A court date will be set later, officials said. School board President Pat Atkins said he learned of the arrest Thursday because the district monitors the DPS Fingerprint-based Applicant Clearinghouse of Texas, which provides notifications on recent arrest activity of any school district employees.
Atkins said he spoke with Nelson on Thursday, and they discussed the upcoming board meeting. The superintendent told Atkins he was securing legal counsel and would work through the legal process.
The board will meet in closed session at the March 19 meeting and speak directly with Nelson about what happened in Robertson County, Atkins said. An action item will be on the agenda in case the board decides how to respond to Nelson’s arrest.
“I don’t expect the board to make a rush to judgment,” he said. “What I would expect is the board will gather all the information we can. We will give that information very thoughtful and deliberate consideration, and then we’ll make some decision based on what’s best for the district and the students.”
The school board last year extended Nelson’s contract through June 2023. Nelson’s base annual salary is $272,000, plus benefits.
Atkins said when the news broke Thursday he received several phone calls, text messages and emails, all of which were supportive of the board and the district. Some people asked how they could help or simply conveyed their faith in the board.
“There have been two interests that have been expressed,” he said. “On the one hand people recognize that he’s done some great work in this community and in the district and is a dynamic leader. On the other hand, people recognize that he’s in a unique position and is a role model for young people throughout the community, and we need to be cognizant of the message we send those young people. Most of the response I’ve gotten has fallen into one of those two camps.

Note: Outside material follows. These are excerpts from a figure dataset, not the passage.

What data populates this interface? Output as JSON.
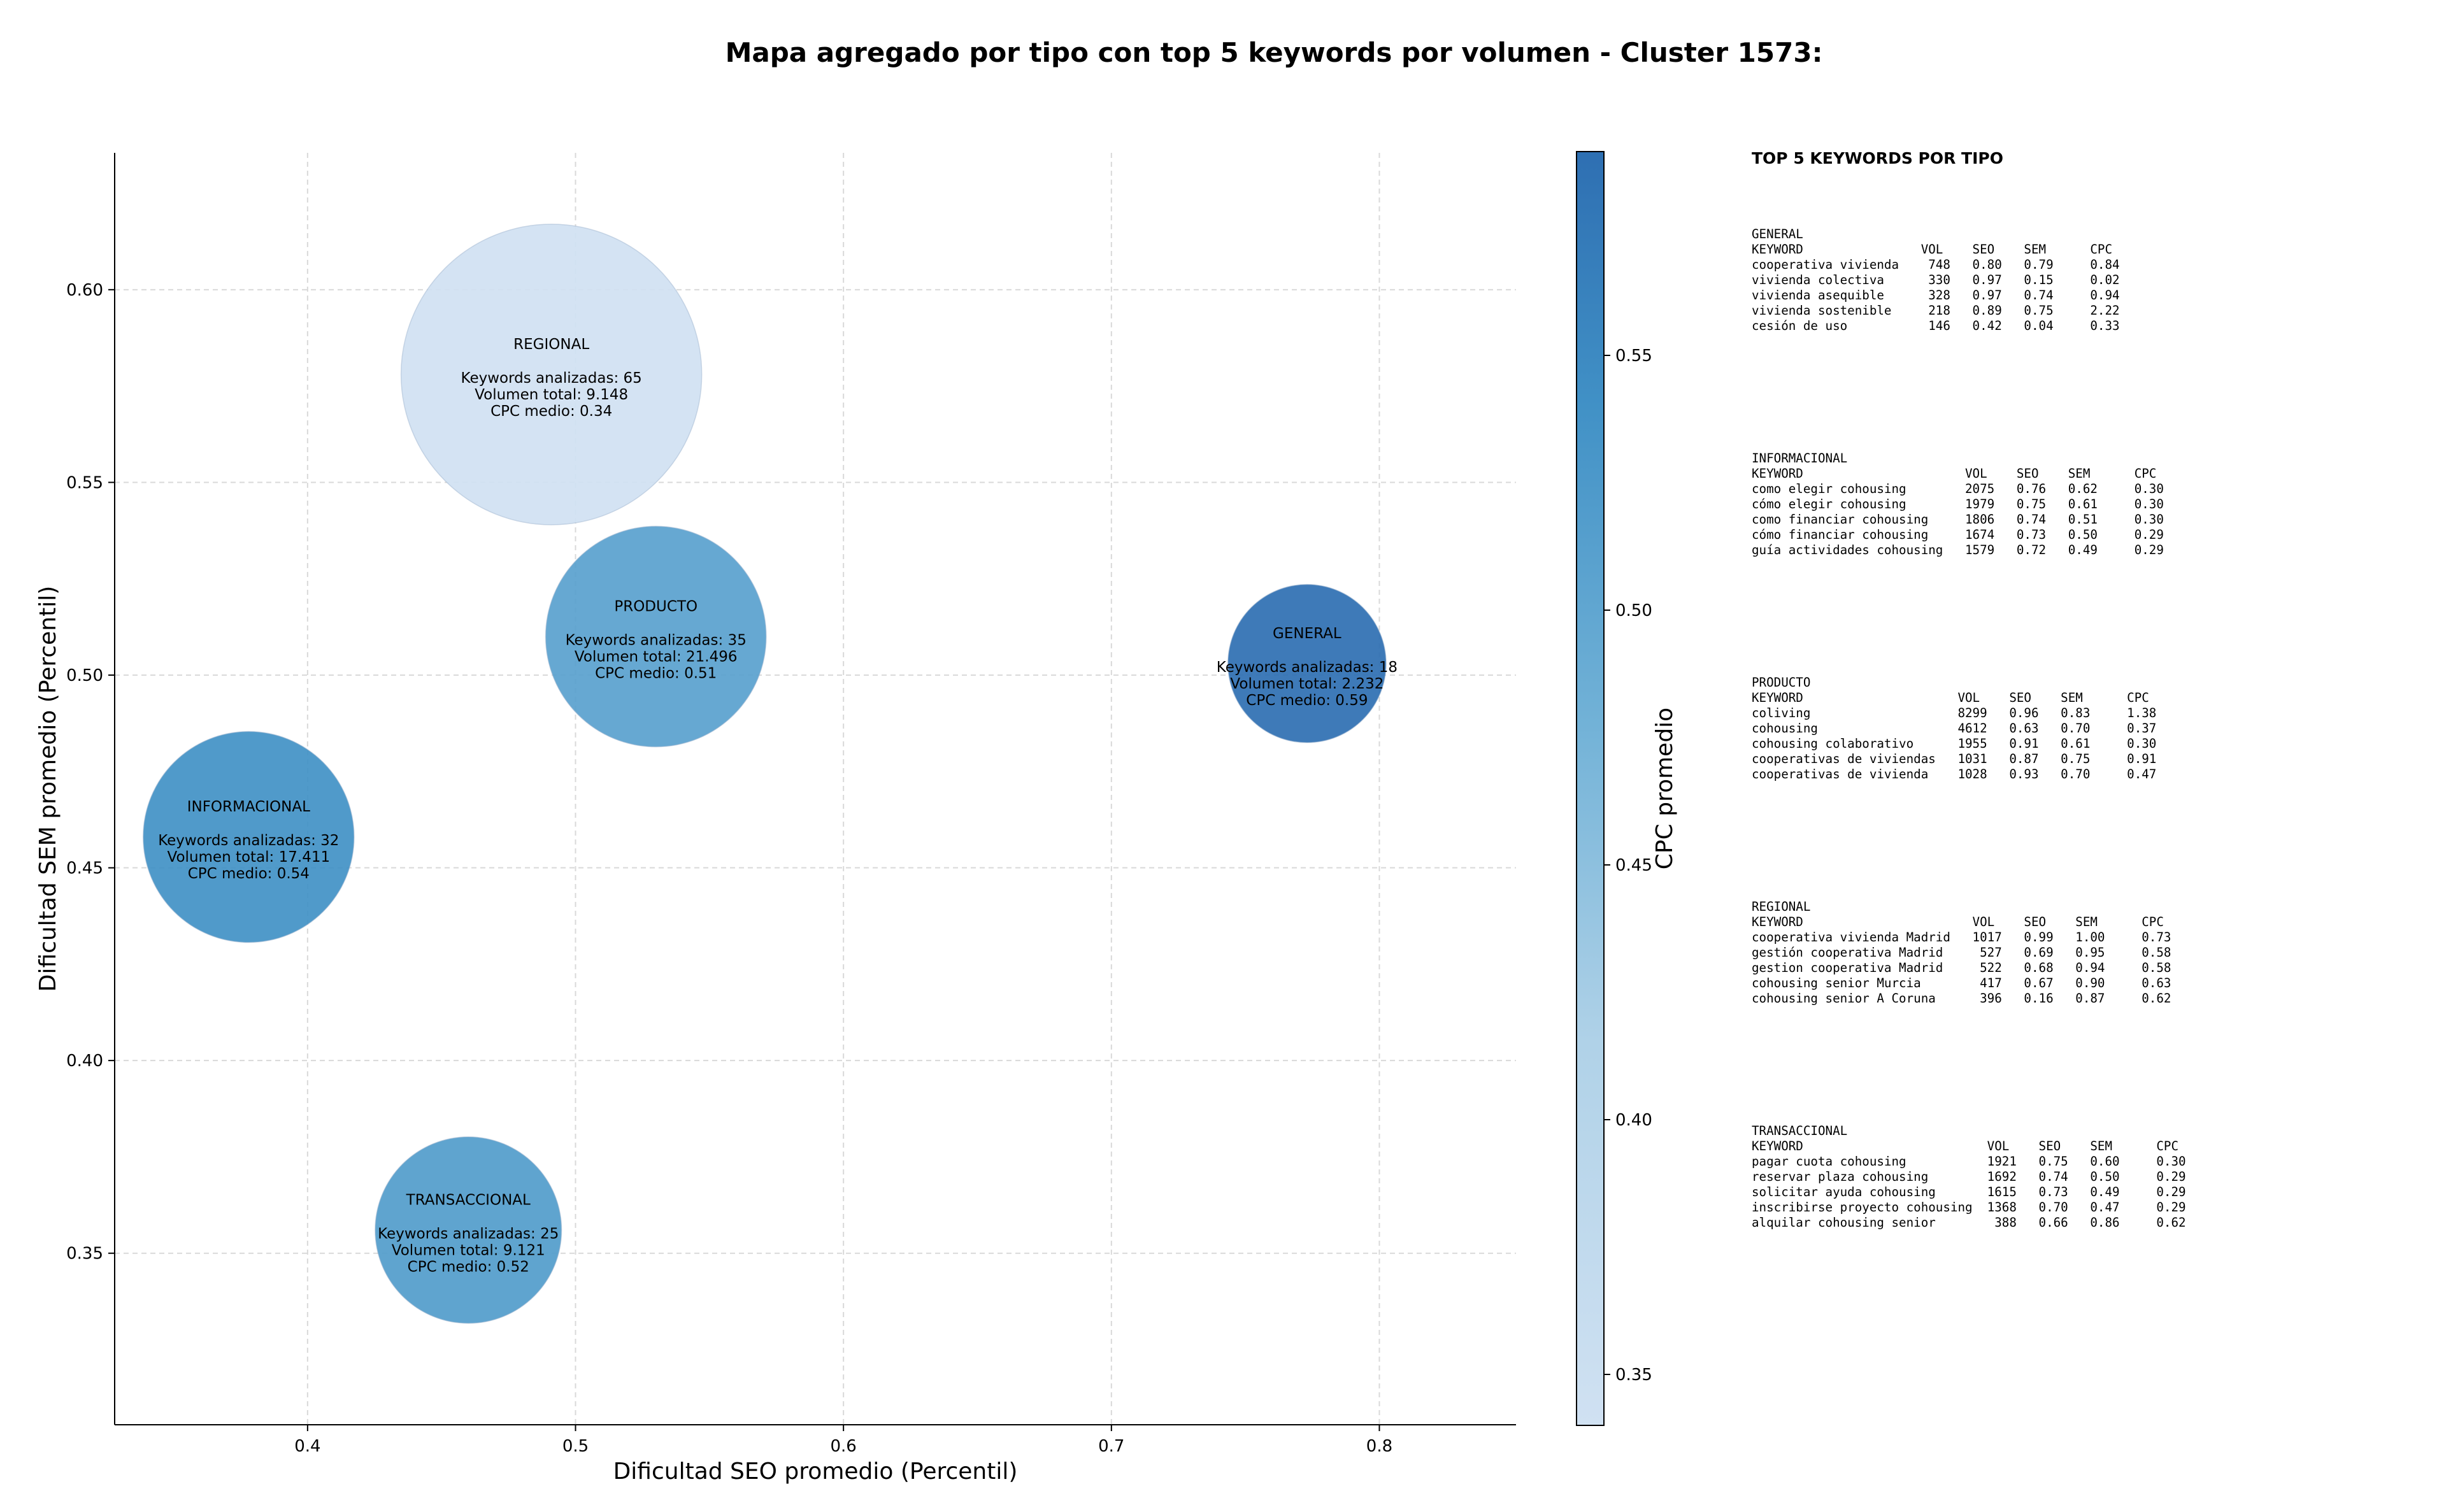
{
  "chart_data": {
    "type": "scatter",
    "title": "Mapa agregado por tipo con top 5 keywords por volumen - Cluster 1573:",
    "xlabel": "Dificultad SEO promedio (Percentil)",
    "ylabel": "Dificultad SEM promedio (Percentil)",
    "xlim": [
      0.328,
      0.851
    ],
    "ylim": [
      0.3055,
      0.6355
    ],
    "xticks": [
      0.4,
      0.5,
      0.6,
      0.7,
      0.8
    ],
    "yticks": [
      0.35,
      0.4,
      0.45,
      0.5,
      0.55,
      0.6
    ],
    "grid": true,
    "colorbar": {
      "label": "CPC promedio",
      "min": 0.34,
      "max": 0.59,
      "ticks": [
        0.35,
        0.4,
        0.45,
        0.5,
        0.55
      ],
      "colormap": "Blues"
    },
    "bubbles": [
      {
        "name": "REGIONAL",
        "seo": 0.491,
        "sem": 0.578,
        "keywords": 65,
        "volume": 9148,
        "cpc": 0.34,
        "lines": [
          "Keywords analizadas: 65",
          "Volumen total: 9.148",
          "CPC medio: 0.34"
        ]
      },
      {
        "name": "PRODUCTO",
        "seo": 0.53,
        "sem": 0.51,
        "keywords": 35,
        "volume": 21496,
        "cpc": 0.51,
        "lines": [
          "Keywords analizadas: 35",
          "Volumen total: 21.496",
          "CPC medio: 0.51"
        ]
      },
      {
        "name": "GENERAL",
        "seo": 0.773,
        "sem": 0.503,
        "keywords": 18,
        "volume": 2232,
        "cpc": 0.59,
        "lines": [
          "Keywords analizadas: 18",
          "Volumen total: 2.232",
          "CPC medio: 0.59"
        ]
      },
      {
        "name": "INFORMACIONAL",
        "seo": 0.378,
        "sem": 0.458,
        "keywords": 32,
        "volume": 17411,
        "cpc": 0.54,
        "lines": [
          "Keywords analizadas: 32",
          "Volumen total: 17.411",
          "CPC medio: 0.54"
        ]
      },
      {
        "name": "TRANSACCIONAL",
        "seo": 0.46,
        "sem": 0.356,
        "keywords": 25,
        "volume": 9121,
        "cpc": 0.52,
        "lines": [
          "Keywords analizadas: 25",
          "Volumen total: 9.121",
          "CPC medio: 0.52"
        ]
      }
    ]
  },
  "side_panel": {
    "title": "TOP 5 KEYWORDS POR TIPO",
    "blocks": [
      {
        "type": "GENERAL",
        "table": "GENERAL\nKEYWORD                VOL    SEO    SEM      CPC\ncooperativa vivienda    748   0.80   0.79     0.84\nvivienda colectiva      330   0.97   0.15     0.02\nvivienda asequible      328   0.97   0.74     0.94\nvivienda sostenible     218   0.89   0.75     2.22\ncesión de uso           146   0.42   0.04     0.33"
      },
      {
        "type": "INFORMACIONAL",
        "table": "INFORMACIONAL\nKEYWORD                      VOL    SEO    SEM      CPC\ncomo elegir cohousing        2075   0.76   0.62     0.30\ncómo elegir cohousing        1979   0.75   0.61     0.30\ncomo financiar cohousing     1806   0.74   0.51     0.30\ncómo financiar cohousing     1674   0.73   0.50     0.29\nguía actividades cohousing   1579   0.72   0.49     0.29"
      },
      {
        "type": "PRODUCTO",
        "table": "PRODUCTO\nKEYWORD                     VOL    SEO    SEM      CPC\ncoliving                    8299   0.96   0.83     1.38\ncohousing                   4612   0.63   0.70     0.37\ncohousing colaborativo      1955   0.91   0.61     0.30\ncooperativas de viviendas   1031   0.87   0.75     0.91\ncooperativas de vivienda    1028   0.93   0.70     0.47"
      },
      {
        "type": "REGIONAL",
        "table": "REGIONAL\nKEYWORD                       VOL    SEO    SEM      CPC\ncooperativa vivienda Madrid   1017   0.99   1.00     0.73\ngestión cooperativa Madrid     527   0.69   0.95     0.58\ngestion cooperativa Madrid     522   0.68   0.94     0.58\ncohousing senior Murcia        417   0.67   0.90     0.63\ncohousing senior A Coruna      396   0.16   0.87     0.62"
      },
      {
        "type": "TRANSACCIONAL",
        "table": "TRANSACCIONAL\nKEYWORD                         VOL    SEO    SEM      CPC\npagar cuota cohousing           1921   0.75   0.60     0.30\nreservar plaza cohousing        1692   0.74   0.50     0.29\nsolicitar ayuda cohousing       1615   0.73   0.49     0.29\ninscribirse proyecto cohousing  1368   0.70   0.47     0.29\nalquilar cohousing senior        388   0.66   0.86     0.62"
      }
    ]
  }
}
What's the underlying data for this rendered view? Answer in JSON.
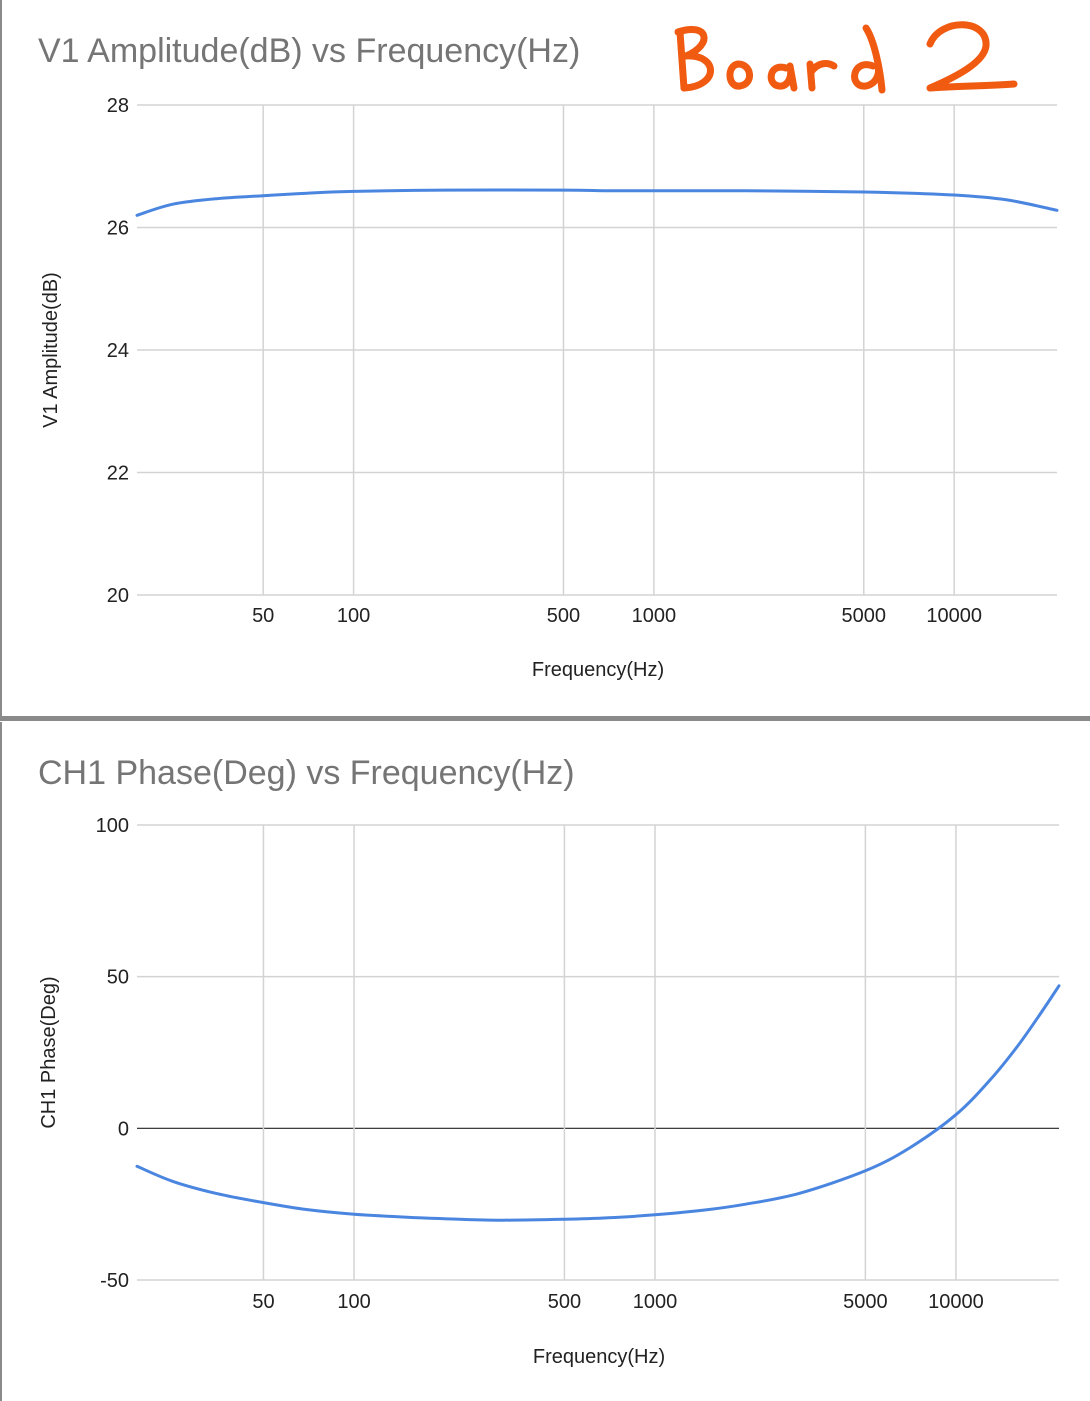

“There was not a lot of reactionary, knee-jerk anger in any communications I had last night.”
Peaches Henry, president of the Waco chapter of the NAACP, said she is waiting to get all the facts before coming to any conclusions about Nelson.
Likewise, McLennan Community College President Johnette McKown said the matter should be left for the school board to decide. She added that she has had a positive working relationship with Nelson.
Atkins said someone asked him if there were any prior indications that anything like this might happen. The school district conducted an extensive background check on Nelson before hiring him and found he has always been a “stellar employee in every position” he has held around the state.
“There was no indication of anything like this,” Atkins said. “Dr. Nelson is one of the leading educators in the state.”
In 2014, the Texas Association of School Boards named Nelson as Superintendent of the Year when he led Laredo ISD.
Nelson’s educator certificates are still listed as valid on the TEA’s website and have not been flagged. Nelson is accused of possessing less than 2 ounces of marijuana, a misdemeanor.
Misdemeanor allegations generally could be considered "Priority 2," according to the Texas Administrative code. Any alleged felony conduct or conduct that endangers students would be "Priority 1" under the code.
The State Board of Educator Certification could decide to investigate Nelson but has made no indication it intends to. Callahan said when the certification board does investigate, sometimes it is able to reach an agreement with the educator on possible sanctions. She said the process can take a long time.
Nelson is a San Antonio native who speaks Spanish. He earned his bachelor’s degree from Abilene Christian University in 1994, according to his district biography. He earned two master’s degrees from Texas A&M University in Commerce, as well as his doctorate in educational administration.